Les trois condamnés devront également s’acquitter solidairement d’une amende de 150 000 FCFA et verser cinq millions de FCFA de dommages et intérêts à l’État congolais.

Cette affaire remonte aux 23 et 24 mai 2026, lorsque les éléments de la Région de gendarmerie des Plateaux ont interpellé les suspects dans les districts de Lekana et de Ngo. Les forces de l’ordre avaient découvert en leur possession plusieurs armes à feu, dont une arme de guerre, des munitions, ainsi que huit pointes d’ivoire d’un poids total supérieur à 31 kilogrammes. La Direction départementale de l’Économie forestière des Plateaux, avec l’appui technique du Projet d’appui à l’application de la loi sur la faune sauvage (PALF), a ensuite pris part aux investigations.
Placés sous mandat de dépôt le 2 juin 2026, les trois prévenus avaient comparu une seconde fois devant le tribunal le 8 juillet. Lors de cette audience, ils avaient reconnu les faits qui leur étaient reprochés, avant que le jugement ne soit mis en délibéré.
Au terme de la procédure, Justin Moko Pea a été reconnu coupable d’abattage d’espèces intégralement protégées, notamment des éléphants, ainsi que de détention illégale d’armes et de munitions de guerre. Ghislain Akouala Maloba et Enoch Ikombo ont, quant à eux, été condamnés pour complicité.

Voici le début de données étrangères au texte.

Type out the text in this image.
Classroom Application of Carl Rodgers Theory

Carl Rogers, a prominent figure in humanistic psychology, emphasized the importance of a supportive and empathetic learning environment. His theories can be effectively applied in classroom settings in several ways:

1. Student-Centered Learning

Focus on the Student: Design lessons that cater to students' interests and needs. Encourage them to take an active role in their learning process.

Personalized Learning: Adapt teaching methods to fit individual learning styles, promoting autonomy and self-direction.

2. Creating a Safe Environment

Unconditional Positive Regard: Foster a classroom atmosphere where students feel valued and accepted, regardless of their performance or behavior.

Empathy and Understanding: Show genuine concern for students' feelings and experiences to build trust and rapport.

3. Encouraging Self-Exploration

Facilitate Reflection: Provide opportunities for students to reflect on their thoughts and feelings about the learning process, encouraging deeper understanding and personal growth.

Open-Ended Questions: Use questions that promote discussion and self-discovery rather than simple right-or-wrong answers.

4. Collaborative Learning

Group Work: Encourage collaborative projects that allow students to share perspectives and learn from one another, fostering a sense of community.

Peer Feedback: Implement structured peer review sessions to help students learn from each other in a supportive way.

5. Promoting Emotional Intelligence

Selon des sources proches du dossier, le principal condamné et ses complices seraient impliqués dans l’abattage de plusieurs éléphants dans les forêts du district de Lekana. Originaires de différentes localités du Congo, notamment Gamboma et Mossaka, ils seraient venus opérer dans cette zone. Les enquêteurs estiment par ailleurs que plusieurs autres membres du réseau sont toujours en fuite et poursuivent leurs investigations afin de démanteler cette filière de braconnage et de trafic de produits fauniques.
Les autorités congolaises rappellent que le braconnage et le commerce illégal des produits issus de la faune sauvage constituent une menace majeure pour la biodiversité. Engagé dans la protection des espèces menacées, le Congo affirme sa détermination à appliquer avec fermeté la législation en vigueur. La décision rendue par le Tribunal de Djambala s’inscrit dans cette politique de tolérance zéro.
La loi n°37-2008 sur la faune et les aires protégées interdit notamment l’importation, l’exportation, la détention et le transit des espèces intégralement protégées ainsi que de leurs trophées, sauf autorisation spéciale délivrée par l’administration des Eaux et Forêts à des fins de recherche scientifique.